Um Karl Kraus zu zitieren. Mir fällt zu Hitler nichts ein. Nein, ich wollte schreiben, mir fällt zur Liebe nichts ein.

Aber sollte mir denn etwas einfallen? Ist das Thema nicht schon tausendfach beschrieben, behandelt, hinterfragt worden. Von kompetenten Beherrschern der Sprache, von Menschen in der ganzen Welt, von Agnostikern wie von gläubigen Menschen?

Im Museum in Asparn an der Zaya habe ich einmal etwas gehört oder gelesen, was sich bei mir unauslöschlich eingeprägt hat: der Übergang des Menschen vom vierbeinigen zum zweibeinigen Läufer. Ich habe gelernt, dass der Mensch, der sich auf zwei Beinen bewegte, zu langsam war, um jeden Tag die erforderliche Nahrung zu erlaufen. Daher musste sich der Körper ändern. Dieser hat zwei Möglichkeiten: er konnte einen größeren Magen entwickeln, um auf diese Weise mehr Nahrung speichern zu können, oder er konnte das Gehirn vergrößern, um geschickter neue Nahrung finden und beschaffen zu können. In dieser Zeit verdoppelte sich die Gehirnmasse und dokumentierte die getroffene Entscheidung.

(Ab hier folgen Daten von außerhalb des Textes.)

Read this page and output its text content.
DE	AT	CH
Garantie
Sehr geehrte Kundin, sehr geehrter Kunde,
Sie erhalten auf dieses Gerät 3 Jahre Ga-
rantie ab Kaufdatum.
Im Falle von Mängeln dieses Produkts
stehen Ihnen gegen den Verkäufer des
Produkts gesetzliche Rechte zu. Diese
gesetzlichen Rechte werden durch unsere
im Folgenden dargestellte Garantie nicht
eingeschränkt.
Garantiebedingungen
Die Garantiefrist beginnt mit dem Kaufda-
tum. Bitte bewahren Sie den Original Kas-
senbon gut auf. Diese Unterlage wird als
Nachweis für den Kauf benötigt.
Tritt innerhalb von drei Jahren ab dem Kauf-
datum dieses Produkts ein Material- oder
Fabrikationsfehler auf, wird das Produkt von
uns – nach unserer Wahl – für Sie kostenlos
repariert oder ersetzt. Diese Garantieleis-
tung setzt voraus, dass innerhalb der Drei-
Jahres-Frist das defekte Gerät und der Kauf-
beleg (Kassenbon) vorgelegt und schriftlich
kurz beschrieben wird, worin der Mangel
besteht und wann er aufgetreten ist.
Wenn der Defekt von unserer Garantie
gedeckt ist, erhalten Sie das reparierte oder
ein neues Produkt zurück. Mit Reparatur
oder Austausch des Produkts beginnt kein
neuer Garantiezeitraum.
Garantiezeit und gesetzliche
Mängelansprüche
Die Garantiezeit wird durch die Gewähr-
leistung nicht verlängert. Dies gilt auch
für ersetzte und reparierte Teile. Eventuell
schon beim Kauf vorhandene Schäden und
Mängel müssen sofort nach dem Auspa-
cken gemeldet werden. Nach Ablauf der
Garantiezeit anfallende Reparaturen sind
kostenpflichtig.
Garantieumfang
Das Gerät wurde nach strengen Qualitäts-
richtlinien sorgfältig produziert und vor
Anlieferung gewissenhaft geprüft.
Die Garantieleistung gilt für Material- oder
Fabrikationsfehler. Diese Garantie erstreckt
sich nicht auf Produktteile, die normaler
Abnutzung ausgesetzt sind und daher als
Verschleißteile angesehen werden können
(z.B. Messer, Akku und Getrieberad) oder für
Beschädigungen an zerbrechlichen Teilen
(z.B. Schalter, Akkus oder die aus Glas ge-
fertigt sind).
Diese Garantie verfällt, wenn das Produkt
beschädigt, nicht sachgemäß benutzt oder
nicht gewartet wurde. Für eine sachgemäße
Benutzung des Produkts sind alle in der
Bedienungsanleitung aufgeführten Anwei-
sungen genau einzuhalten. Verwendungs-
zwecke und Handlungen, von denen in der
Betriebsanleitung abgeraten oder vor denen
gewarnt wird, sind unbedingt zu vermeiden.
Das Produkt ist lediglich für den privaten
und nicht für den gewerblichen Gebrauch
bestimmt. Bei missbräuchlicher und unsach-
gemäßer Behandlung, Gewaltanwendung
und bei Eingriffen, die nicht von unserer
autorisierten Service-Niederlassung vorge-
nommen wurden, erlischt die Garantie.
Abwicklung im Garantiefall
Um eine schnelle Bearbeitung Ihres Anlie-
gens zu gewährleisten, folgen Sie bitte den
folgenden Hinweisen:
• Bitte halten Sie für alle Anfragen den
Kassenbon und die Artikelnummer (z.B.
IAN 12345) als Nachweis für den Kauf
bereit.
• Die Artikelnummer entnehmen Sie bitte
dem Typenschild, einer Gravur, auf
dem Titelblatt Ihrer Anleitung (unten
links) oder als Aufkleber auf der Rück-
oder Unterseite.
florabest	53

Jetzt stellt sich etwas Sonderbares heraus. Ich bitte, bei der nachfolgenden Betrachtung meine Vernachlässigung der modernen Gehirnforschung zu ignorieren, in der die Dichotomie zwischen linker und rechter Gehirnhälfte weitestgehend in Frage gestellt wird. Ich beziehe mich jetzt auf den naiven Ansatz, welcher die linke Gehirnhälfte der „Intelligenz“ und die rechte Gehirnhälfte der „Emotionalität“ zuordnet.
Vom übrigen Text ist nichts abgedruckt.